O juiz determinou que seja providenciada a alteração da placa e da documentação do veículo, e que se afaste do prontuário e da CNH todas as anotações decorrentes do auto de infração, bem como pagamento de indenização por danos materiais.

O juiz de Direito do 2º Juizado Especial Criminal e da Fazenda Pública de Cariacica julgou parcialmente procedente a ação proposta por um motorista que pretendeu a anulação de um auto de infração de trânsito em seu nome, acumulado com a restituição do valor das multas pagas, além da troca das placas de seu veículo por motivo de clonagem e indenização por danos morais.

O autor alegou, em síntese, que é proprietário de determinado veículo e que, em agosto de 2011, começou a receber multas, que, por desconhecimento, acabou realizando o pagamento das mesmas. Posteriormente, foi notificado de um auto de infração de trânsito, lavrado em Cuiabá, no estado de Mato Grosso do Sul, momento no qual suspeitou que seu veículo havia sido clonado, pois nunca fora naquele município.

O requerente afirmou que registrou boletim de ocorrência informando o fato, interpôs recurso administrativo da multa no departamento de trânsito do Espírito Santo (DETRAN-ES), uma vez que, segundo ele, é inadmissível continuar a pagar multas praticadas pelo veículo clonado em outro estado da federação.

O DETRAN-ES apresentou defesa, na qual alegou, preliminarmente, sua ilegitimidade passiva, visto que os autos de infração impugnados na demanda foram lavrados pelo departamento nacional de infraestrutura de transportes (DNIT), departamento de estradas de rodagem do estado do Espírito Santo e DETRAN-MT.
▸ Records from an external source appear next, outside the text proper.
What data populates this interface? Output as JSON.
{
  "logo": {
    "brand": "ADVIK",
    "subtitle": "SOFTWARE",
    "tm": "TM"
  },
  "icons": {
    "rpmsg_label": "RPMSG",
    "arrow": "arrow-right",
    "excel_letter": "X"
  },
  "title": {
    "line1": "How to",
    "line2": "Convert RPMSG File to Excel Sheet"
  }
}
No mérito, a parte ré ressaltou que o autor apresentou indicativo de clonagem e a autarquia já incluiu no dossiê consolidado do veículo a informação. Ainda, afirma que a suspeita de clonagem não exime o autor da responsabilidade pelas multas, sendo que ele deve comprovar a veracidade das alegações. Por fim, a troca da placa do veículo é vedada por lei e não houve prática de ato ilícito pelo requerido, uma vez que não foi responsável pela lavratura dos autos de infração e a simples alegação de dano moral, sem prova, enseja a improcedência do pedido.
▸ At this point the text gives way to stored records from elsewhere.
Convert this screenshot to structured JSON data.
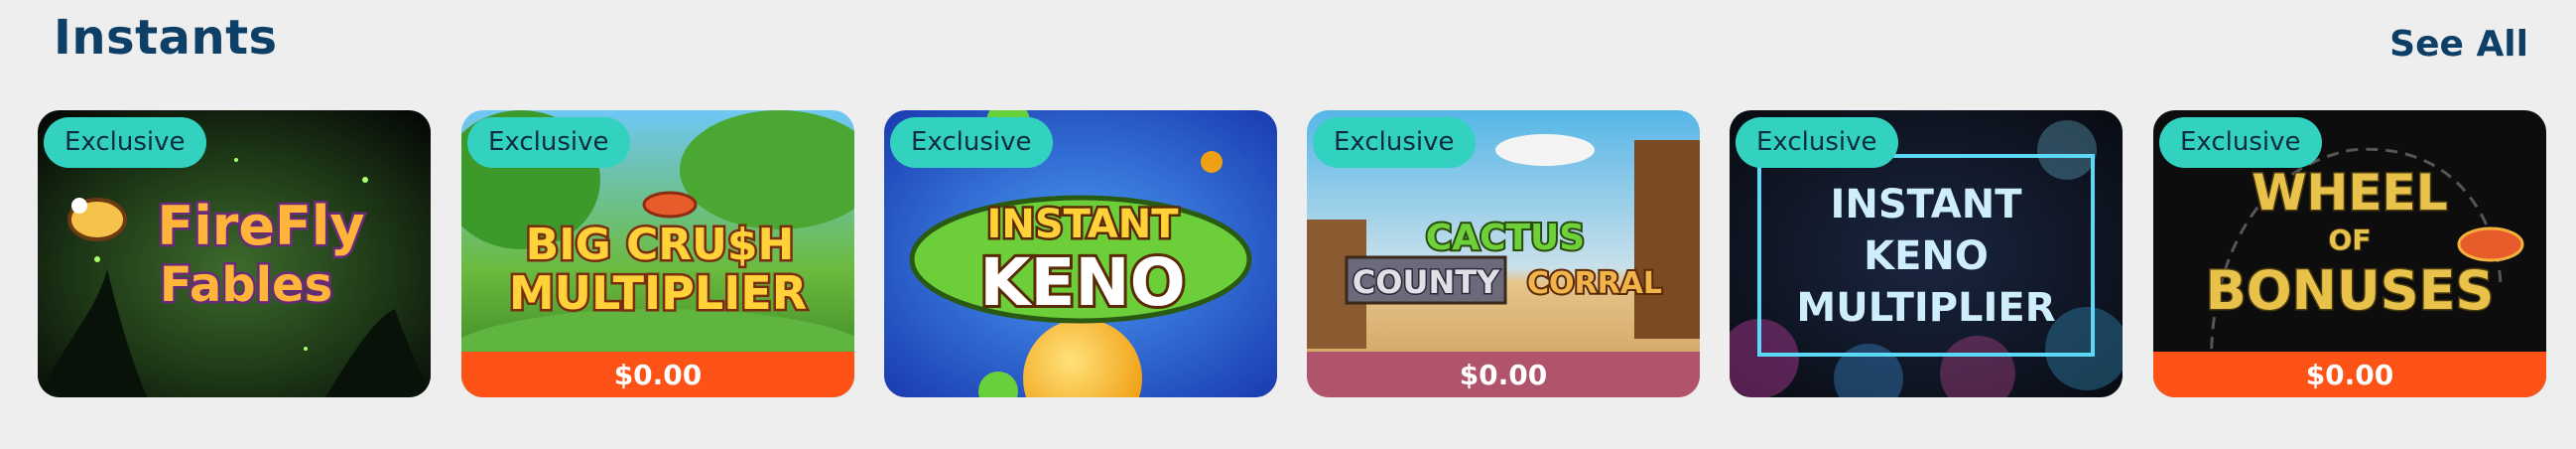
{
  "section": {
    "title": "Instants",
    "see_all": "See All"
  },
  "colors": {
    "title": "#0e3f66",
    "badge": "#33d1bf",
    "price_orange": "#ff5216",
    "price_pink": "#b0546c"
  },
  "games": [
    {
      "badge": "Exclusive",
      "art_lines": [
        "FireFly",
        "Fables"
      ],
      "price": null
    },
    {
      "badge": "Exclusive",
      "art_lines": [
        "BIG CRU$H",
        "MULTIPLIER"
      ],
      "price": "$0.00"
    },
    {
      "badge": "Exclusive",
      "art_lines": [
        "INSTANT",
        "KENO"
      ],
      "price": null
    },
    {
      "badge": "Exclusive",
      "art_lines": [
        "CACTUS",
        "COUNTY",
        "CORRAL"
      ],
      "price": "$0.00"
    },
    {
      "badge": "Exclusive",
      "art_lines": [
        "INSTANT",
        "KENO",
        "MULTIPLIER"
      ],
      "price": null
    },
    {
      "badge": "Exclusive",
      "art_lines": [
        "WHEEL",
        "OF",
        "BONUSES"
      ],
      "price": "$0.00"
    }
  ]
}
Na preliminar suscitada, o magistrado julgador entendeu por rejeitá-la. In casu, apesar das autuações terem emanado de autoridades alheias à lide, todo o seu processamento e materialização incumbe ao DETRAN-ES, que pode cancelar as penalidades em seu sistema, caso declaradas nulas judicialmente. O próprio DETRAN-ES, em sede administrativa, após o autor apresentar indicativo de clonagem, já incluiu no dossiê consolidado do veículo essa informação sobre a suspeita de veículo clonado, não havendo que se falar em ilegitimidade passiva ad causam. Assim sendo, não há que se falar em ilegitimidade do departamento para figurar no polo passivo da presente demanda, uma vez que, apesar das infrações terem sido lavradas por outros órgãos, a questão a ser solucionada versa sobre a troca da placa do veículo do autor e cancelamento de multas, cuja competência é do DETRAN-ES, razão pela qual rejeito a preliminar de ilegitimidade passiva.

No mérito, o juiz do 2° Juizado Especial Criminal e da Fazenda Pública de Cariacica concluiu que o motorista comprovou a existência de clonagem do carro e a irregularidade nas multas aplicadas.
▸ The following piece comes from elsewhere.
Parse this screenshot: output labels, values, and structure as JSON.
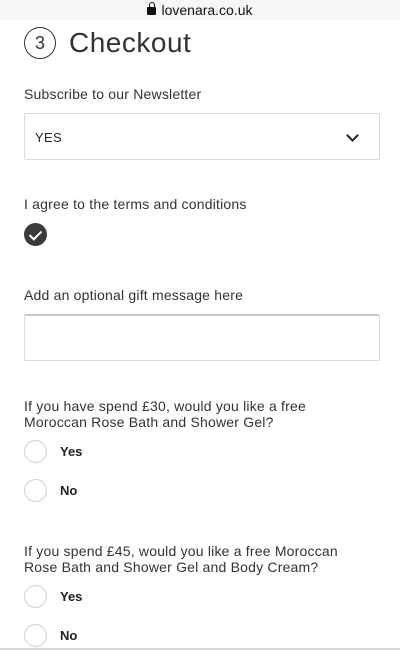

Analisando detidamente os autos, verifica-se que, de fato, está devidamente comprovado nos autos que o veículo do autor foi clonado em Cuiabá (MT), posto que o autor alegou que nunca foi naquele município e o DETRAN-ES não apresentou prova em contrário, não podendo ser imputado a ele as infrações cometidas pelo condutor do veículo clone, devidamente identificada nos autos.

Na sentença, o juiz acolheu parcialmente os pedidos propostos. O magistrado determinou que o departamento de trânsito do Espírito Santo providenciasse a alteração da placa e da documentação do veículo, afastasse do prontuário e da CNH todas as anotações decorrentes do auto de infração citado, bem como condenou o departamento de trânsito estadual a indenizar o autor em danos materiais.

Quanto ao dano moral, ele destacou não ter sido demonstrado qualquer indício de prejuízo neste aspecto ao autor, sendo que o fato da clonagem, por si só, não acarreta a ocorrência de danos extrapatrimoniais.